The first limitation should be originated from the selection strategy of ROIs for constructing Matrix M representing addiction-related network. We were mainly based on classical addiction neurobiological theories to determine the ROIs. Despite it is relatively simpler, the ROIs we selected, perhaps, could not be the best for constructing an addiction-related brain network. It is believed that the more specific the brain network reflecting neuronal activity associated with addiction, the better the clustering analysis results. There could be other methods to select the ROIs more sensitive to relapse, which deserves our more attemptation in future. The second one that might influence the clustering results is the sensitivity of MRI index describing ROIs neuronal activity. The reason we chose DC as the MRI index was that it had stability and sensitivity when as a topological feature of graphics and few MRI indicators were suitable for clustering analysis reportedly. As for whether DC is the most suitable for clustering analysis, it is still unclear and needs more investigations. To explore the impact of other MRI parameters on cluster results is valuable. The third one is the relatively longer interval of a structured interview and a urine drug test for assessing illicit drug use, which may lead to a bias of relapse rate. Moreover, we confess that the final results could be impacted by the limitation of only having male subjects. It is necessary to use a more appropriate interview plan and gender-matched group to verify the reliability and repeatability of our findings in future.

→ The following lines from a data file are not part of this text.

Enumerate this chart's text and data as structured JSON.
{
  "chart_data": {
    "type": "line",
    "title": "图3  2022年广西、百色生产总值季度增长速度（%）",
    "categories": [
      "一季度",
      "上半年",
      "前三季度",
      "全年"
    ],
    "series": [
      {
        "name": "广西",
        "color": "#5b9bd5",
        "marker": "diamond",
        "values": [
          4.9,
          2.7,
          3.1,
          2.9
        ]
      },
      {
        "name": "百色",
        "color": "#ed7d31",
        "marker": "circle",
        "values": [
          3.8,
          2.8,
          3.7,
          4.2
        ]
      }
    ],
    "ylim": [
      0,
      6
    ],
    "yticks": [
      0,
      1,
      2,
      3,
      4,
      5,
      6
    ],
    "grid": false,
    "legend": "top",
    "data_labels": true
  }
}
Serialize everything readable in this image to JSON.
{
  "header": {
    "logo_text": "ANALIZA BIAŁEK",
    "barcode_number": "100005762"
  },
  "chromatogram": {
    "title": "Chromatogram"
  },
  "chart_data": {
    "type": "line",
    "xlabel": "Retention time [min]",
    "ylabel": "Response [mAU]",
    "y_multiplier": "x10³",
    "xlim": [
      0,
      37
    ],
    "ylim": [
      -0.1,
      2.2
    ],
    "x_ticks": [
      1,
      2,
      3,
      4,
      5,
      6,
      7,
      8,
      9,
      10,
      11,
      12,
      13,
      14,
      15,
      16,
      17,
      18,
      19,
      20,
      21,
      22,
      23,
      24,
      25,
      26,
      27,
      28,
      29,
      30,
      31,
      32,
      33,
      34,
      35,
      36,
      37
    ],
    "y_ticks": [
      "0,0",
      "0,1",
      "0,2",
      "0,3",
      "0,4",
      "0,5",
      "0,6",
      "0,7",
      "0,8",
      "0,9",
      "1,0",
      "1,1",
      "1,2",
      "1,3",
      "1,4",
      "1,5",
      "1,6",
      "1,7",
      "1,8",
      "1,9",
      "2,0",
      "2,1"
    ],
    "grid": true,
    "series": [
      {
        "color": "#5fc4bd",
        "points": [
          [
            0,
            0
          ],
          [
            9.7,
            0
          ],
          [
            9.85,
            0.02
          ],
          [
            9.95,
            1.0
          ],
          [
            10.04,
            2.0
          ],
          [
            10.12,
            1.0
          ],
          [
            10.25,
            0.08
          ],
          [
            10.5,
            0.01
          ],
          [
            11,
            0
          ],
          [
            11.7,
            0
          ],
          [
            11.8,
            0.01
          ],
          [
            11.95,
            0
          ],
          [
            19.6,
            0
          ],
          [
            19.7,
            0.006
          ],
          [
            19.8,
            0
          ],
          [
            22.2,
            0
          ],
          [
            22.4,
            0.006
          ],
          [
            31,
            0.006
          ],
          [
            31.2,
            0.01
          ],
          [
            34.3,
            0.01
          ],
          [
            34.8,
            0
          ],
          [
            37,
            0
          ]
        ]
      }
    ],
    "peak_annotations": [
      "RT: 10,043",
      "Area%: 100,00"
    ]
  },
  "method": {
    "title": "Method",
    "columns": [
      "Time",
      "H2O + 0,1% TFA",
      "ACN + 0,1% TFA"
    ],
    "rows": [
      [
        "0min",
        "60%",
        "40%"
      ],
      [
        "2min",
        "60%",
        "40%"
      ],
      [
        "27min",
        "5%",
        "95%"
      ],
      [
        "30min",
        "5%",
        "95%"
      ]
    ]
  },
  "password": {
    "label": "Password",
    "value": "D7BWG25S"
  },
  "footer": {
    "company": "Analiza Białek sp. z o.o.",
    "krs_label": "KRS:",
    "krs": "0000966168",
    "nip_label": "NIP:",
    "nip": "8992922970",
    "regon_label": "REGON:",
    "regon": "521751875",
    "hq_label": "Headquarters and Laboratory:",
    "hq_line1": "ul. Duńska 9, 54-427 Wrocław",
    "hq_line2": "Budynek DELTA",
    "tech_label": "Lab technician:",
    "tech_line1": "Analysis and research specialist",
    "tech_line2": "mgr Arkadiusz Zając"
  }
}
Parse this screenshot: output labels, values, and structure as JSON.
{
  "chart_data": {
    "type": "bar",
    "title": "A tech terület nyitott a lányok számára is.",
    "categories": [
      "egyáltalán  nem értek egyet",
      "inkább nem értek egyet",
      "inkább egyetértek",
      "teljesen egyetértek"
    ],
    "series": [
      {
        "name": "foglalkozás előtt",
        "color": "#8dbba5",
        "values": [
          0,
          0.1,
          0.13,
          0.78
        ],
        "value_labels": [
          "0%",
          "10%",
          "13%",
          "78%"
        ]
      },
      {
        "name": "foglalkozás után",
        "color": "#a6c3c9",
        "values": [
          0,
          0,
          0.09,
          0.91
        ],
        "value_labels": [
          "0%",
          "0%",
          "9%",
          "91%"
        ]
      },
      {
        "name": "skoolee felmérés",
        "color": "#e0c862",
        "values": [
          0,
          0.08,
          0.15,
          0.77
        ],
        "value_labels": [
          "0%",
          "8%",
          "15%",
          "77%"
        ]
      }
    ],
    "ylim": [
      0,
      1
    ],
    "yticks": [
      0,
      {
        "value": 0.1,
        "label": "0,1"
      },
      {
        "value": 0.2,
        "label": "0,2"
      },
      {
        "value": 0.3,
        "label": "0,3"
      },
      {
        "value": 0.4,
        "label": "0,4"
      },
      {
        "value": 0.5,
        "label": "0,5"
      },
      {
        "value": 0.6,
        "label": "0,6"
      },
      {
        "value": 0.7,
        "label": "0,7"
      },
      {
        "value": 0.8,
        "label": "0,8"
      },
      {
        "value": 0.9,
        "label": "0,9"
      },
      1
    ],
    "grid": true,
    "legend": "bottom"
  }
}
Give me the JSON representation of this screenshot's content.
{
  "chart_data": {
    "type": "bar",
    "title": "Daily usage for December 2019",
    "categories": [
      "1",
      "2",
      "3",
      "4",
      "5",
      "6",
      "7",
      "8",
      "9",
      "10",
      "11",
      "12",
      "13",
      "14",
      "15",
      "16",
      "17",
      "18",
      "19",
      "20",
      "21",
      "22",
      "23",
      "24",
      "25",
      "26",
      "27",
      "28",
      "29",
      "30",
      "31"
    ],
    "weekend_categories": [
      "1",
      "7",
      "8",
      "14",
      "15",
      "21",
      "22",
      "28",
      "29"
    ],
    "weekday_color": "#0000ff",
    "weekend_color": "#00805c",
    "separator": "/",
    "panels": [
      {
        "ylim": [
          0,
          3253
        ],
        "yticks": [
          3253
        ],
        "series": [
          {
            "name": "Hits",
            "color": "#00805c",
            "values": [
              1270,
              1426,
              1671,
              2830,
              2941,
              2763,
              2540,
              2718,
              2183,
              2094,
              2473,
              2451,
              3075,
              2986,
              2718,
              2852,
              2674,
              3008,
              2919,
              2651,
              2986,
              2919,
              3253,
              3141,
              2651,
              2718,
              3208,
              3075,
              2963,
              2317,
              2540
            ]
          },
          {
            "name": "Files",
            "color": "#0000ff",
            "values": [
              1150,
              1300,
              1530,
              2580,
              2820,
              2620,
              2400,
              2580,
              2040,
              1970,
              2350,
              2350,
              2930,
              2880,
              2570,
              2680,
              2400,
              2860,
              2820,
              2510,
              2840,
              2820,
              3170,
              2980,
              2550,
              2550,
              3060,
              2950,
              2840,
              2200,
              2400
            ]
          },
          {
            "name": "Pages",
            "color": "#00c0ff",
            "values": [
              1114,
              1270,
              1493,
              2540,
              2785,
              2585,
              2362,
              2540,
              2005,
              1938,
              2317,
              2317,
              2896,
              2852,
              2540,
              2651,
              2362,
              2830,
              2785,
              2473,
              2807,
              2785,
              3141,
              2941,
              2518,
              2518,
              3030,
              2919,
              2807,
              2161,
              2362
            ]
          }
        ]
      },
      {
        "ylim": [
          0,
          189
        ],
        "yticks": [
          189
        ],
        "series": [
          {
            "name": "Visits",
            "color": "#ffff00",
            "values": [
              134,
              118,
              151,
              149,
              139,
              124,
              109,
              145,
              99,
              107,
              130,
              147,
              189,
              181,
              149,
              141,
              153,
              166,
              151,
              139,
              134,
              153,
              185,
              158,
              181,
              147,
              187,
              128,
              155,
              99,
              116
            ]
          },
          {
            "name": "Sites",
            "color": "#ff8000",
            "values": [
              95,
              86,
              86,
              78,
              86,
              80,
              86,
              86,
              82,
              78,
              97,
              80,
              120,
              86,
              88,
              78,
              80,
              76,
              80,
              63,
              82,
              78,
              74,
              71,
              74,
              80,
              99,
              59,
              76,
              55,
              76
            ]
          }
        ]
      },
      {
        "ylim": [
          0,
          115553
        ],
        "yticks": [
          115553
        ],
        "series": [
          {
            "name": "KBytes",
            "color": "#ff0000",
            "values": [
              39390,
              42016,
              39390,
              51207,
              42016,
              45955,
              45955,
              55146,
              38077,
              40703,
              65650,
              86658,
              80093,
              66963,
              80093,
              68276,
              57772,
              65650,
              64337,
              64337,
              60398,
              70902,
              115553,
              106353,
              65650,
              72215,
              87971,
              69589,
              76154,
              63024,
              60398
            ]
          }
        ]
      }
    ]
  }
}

In summary, we prospectively classified the former heroin addicts with stable MMT into a high or low relapse risk group by grouping their brain neural activity patterns with a neuroimaging data-driven method. The two groups shared the same demographic information, methadone use history and smoking use except total heroin consumption and relapse rate. In addition, it was found that HRG was more extensive in the neuropathological changes in the brain, and that NAc, vACC, hippocampus and amygdala had a role in the contribution to illegal drug use. These brain hubs may be selected as potential psychological and pharmacotherapeutic targets in future. Importantly this new strategy of identifying HRG with a data-driven approach measuring addiction-related network pattern rather than clinical phenomenology would suggest a great possibility of medication pathway and benefit the MMT patients in the optimizing treatment plan and improving therapeutic effect.